Berlin prosecutors said Monday they have charged a member of the far-right Alternative for Germany (AfD) party with making a Nazi salute in parliament.
The suspect allegedly "greeted a party colleague... at the east entrance to the Reichstag building with a heel click and a Hitler salute" in June 2023, the prosecutors said in a statement.
Making such a salute is illegal in Germany and is punishable by up to three years in prison.
The Bild daily named the lawmaker as Matthias Moosdorf, 60, a member of parliament for the city of Zwickau in the former East German state of Saxony.
"The accused is said to have been aware that the greeting... was visible to others in the entrance area," the prosecutors said.
Moosdorf was stripped of his parliamentary immunity over the accusation in October.
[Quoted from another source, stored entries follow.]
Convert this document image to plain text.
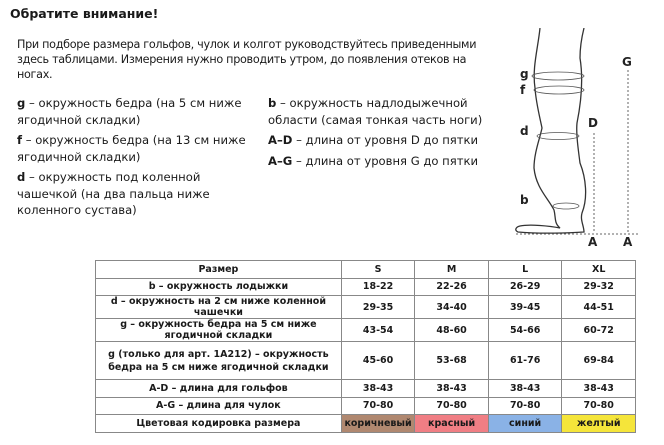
Обратите внимание!
При подборе размера гольфов, чулок и колгот руководствуйтесь приведенными здесь таблицами. Измерения нужно проводить утром, до появления отеков на ногах.

g – окружность бедра (на 5 см ниже ягодичной складки)

f – окружность бедра (на 13 см ниже ягодичной складки)

d – окружность под коленной чашечкой (на два пальца ниже коленного сустава)

b – окружность надлодыжечной области (самая тонкая часть ноги)

A–D – длина от уровня D до пятки

A–G – длина от уровня G до пятки

g
f
d
b
G
D
A A
Размер	S	M	L	XL
b – окружность лодыжки	18-22	22-26	26-29	29-32
d – окружность на 2 см ниже коленной чашечки	29-35	34-40	39-45	44-51
g – окружность бедра на 5 см ниже ягодичной складки	43-54	48-60	54-66	60-72
g (только для арт. 1А212) – окружность бедра на 5 см ниже ягодичной складки	45-60	53-68	61-76	69-84
A-D – длина для гольфов	38-43	38-43	38-43	38-43
A-G – длина для чулок	70-80	70-80	70-80	70-80
Цветовая кодировка размера	коричневый	красный	синий	желтый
On Monday he posted on the X platform denying having made the gesture.
Moosdorf has been a member of the AfD since 2016 and was until recently a foreign policy spokesman for the party's parliamentary group.
But he was relieved of this duty in May after his friendliness towards Russia caused friction within the party.
In October 2024, it emerged that Moosdorf, a trained cellist, was an honorary professor at a Moscow music academy.
In 2023 and 2024, he gave several concerts in Russia that are said to have been paid for by the Kremlin, according to Bild.